Tea party groups in Pennsylvania and New Jersey are among those who say they were improperly targeted by the Internal Revenue Service.
The IRS has come under fire for putting extra scrutiny on conservative organizations that applied for tax-exempt status. The Justice Department has launched a criminal probe into the actions of IRS agents, and the agency publicly acknowledged last week that it singled out tea party groups.
Conservative organizations in Pennsylvania and New Jersey say they are among the groups targeted.
Jennifer Stefano, the Pennsylvania director of Americans for Prosperity and a Philly-area activist, tried to start a grassroots tea party group a few years go. But extensive questions from the IRS forced her to shut it down.

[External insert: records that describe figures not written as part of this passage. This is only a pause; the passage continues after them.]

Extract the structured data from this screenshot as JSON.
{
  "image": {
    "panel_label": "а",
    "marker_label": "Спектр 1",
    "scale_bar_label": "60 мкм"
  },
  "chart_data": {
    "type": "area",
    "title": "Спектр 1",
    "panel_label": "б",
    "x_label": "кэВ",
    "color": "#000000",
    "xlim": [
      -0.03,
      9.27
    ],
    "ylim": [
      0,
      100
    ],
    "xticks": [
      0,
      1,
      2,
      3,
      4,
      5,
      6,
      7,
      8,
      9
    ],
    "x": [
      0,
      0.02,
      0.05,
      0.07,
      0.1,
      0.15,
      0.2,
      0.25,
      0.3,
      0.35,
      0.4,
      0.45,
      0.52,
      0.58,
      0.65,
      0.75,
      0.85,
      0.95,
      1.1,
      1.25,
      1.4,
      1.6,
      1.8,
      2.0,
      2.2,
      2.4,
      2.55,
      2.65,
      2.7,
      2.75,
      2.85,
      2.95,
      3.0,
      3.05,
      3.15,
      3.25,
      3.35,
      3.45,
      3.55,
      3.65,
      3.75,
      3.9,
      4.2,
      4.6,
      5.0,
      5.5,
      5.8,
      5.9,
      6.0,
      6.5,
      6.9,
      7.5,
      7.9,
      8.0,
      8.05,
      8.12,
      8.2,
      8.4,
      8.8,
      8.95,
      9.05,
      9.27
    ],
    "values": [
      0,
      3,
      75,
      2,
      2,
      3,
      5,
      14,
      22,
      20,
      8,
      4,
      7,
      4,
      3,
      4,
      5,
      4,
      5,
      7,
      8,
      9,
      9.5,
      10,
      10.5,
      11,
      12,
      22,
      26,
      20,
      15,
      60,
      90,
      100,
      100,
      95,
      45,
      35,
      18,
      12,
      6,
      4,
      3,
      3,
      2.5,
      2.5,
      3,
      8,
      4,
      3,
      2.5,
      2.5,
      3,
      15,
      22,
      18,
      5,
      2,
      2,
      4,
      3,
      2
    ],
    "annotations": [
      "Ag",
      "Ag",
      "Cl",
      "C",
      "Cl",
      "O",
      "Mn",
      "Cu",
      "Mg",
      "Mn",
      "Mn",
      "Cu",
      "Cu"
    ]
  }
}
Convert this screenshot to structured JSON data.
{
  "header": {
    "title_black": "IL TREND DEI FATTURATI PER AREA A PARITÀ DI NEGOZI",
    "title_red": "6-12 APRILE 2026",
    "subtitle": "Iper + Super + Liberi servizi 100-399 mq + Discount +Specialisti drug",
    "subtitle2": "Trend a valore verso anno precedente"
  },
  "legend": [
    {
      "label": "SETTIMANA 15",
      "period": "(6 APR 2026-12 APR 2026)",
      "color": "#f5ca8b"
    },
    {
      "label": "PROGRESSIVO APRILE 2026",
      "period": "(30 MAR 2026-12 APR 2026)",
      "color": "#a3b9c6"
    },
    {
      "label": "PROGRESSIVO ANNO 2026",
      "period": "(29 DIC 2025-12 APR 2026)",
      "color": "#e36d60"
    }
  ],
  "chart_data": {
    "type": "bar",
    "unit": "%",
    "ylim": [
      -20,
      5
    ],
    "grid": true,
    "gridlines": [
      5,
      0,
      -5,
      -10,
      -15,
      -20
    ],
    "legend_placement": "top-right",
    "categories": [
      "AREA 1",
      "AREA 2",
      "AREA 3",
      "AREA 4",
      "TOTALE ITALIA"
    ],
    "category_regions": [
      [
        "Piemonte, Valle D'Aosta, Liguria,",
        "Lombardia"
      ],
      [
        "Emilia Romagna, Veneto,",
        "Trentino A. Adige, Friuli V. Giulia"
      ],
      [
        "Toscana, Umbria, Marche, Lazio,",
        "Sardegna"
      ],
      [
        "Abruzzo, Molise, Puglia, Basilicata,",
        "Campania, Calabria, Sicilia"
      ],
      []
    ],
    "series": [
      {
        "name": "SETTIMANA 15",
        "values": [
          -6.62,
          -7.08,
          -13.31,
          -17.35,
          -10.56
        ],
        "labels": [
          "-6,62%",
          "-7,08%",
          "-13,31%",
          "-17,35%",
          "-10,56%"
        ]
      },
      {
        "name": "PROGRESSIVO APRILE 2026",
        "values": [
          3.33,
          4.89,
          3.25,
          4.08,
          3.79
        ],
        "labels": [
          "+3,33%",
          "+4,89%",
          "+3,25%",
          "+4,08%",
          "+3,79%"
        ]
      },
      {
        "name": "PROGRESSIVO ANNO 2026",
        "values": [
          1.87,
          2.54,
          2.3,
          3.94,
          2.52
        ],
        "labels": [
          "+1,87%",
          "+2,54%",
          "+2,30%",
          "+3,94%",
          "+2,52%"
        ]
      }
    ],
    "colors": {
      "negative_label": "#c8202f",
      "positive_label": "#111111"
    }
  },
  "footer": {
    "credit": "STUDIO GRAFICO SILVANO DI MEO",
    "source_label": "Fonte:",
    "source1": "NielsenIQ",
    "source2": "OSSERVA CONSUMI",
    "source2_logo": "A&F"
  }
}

Friends said "the IRS would come after me if I made even the smallest mistake," Stefano said in a statement. She told ABC News that she received "frightening" documents from the IRS.
Brenda Roames, president of the Greenwich Tea Party Patriots of South Jersey, told the South Jersey Times that her group received paperwork with intrusive questions after filing for 501(c)(4) tax-exempt status in 2010.
"They wanted contact information on our members, any donors we had, Facebook comments, just ridiculous things that went back years," she told the newspaper. "It was an awful lot of information and not information normally asked for by the IRS."
Another New Jersey group also says it was targeted.
The West Jersey Tea Party, based in Medford, received a letter from the IRS in September 2011 asking for the names of every member, how much money they had donated, and hard and electronic copies of communication with elected officials, founder Bill Haney told NBC Philadelphia.
Three congressional committees are investigating the IRS. And a report from the Treasury inspector general for tax administration says IRS supervisors didn't adequately supervise the specialists who screened applications for tax-exempt status, even after learning that the agents weren't acting properly.
The IRS' inquiries have caused apprehension among some conservative groups. Groups like Stefano's have shut down, and the Bucks County-based Kitchen Table Patriots told the Harrisburg Patriot-News that the organization likely wouldn't seek to keep its tax-exempt status after dealing with hassles from the IRS.
Representatives from one western Pennsylvania-based organization would only speak to the Patriot-News if the group wasn't identified, out of fear of what the IRS could do. The group has given up applying for tax-exempt status.
"Whenever you get pushback from the IRS of this magnitude you're not able to deal with it," a member told the newspaper.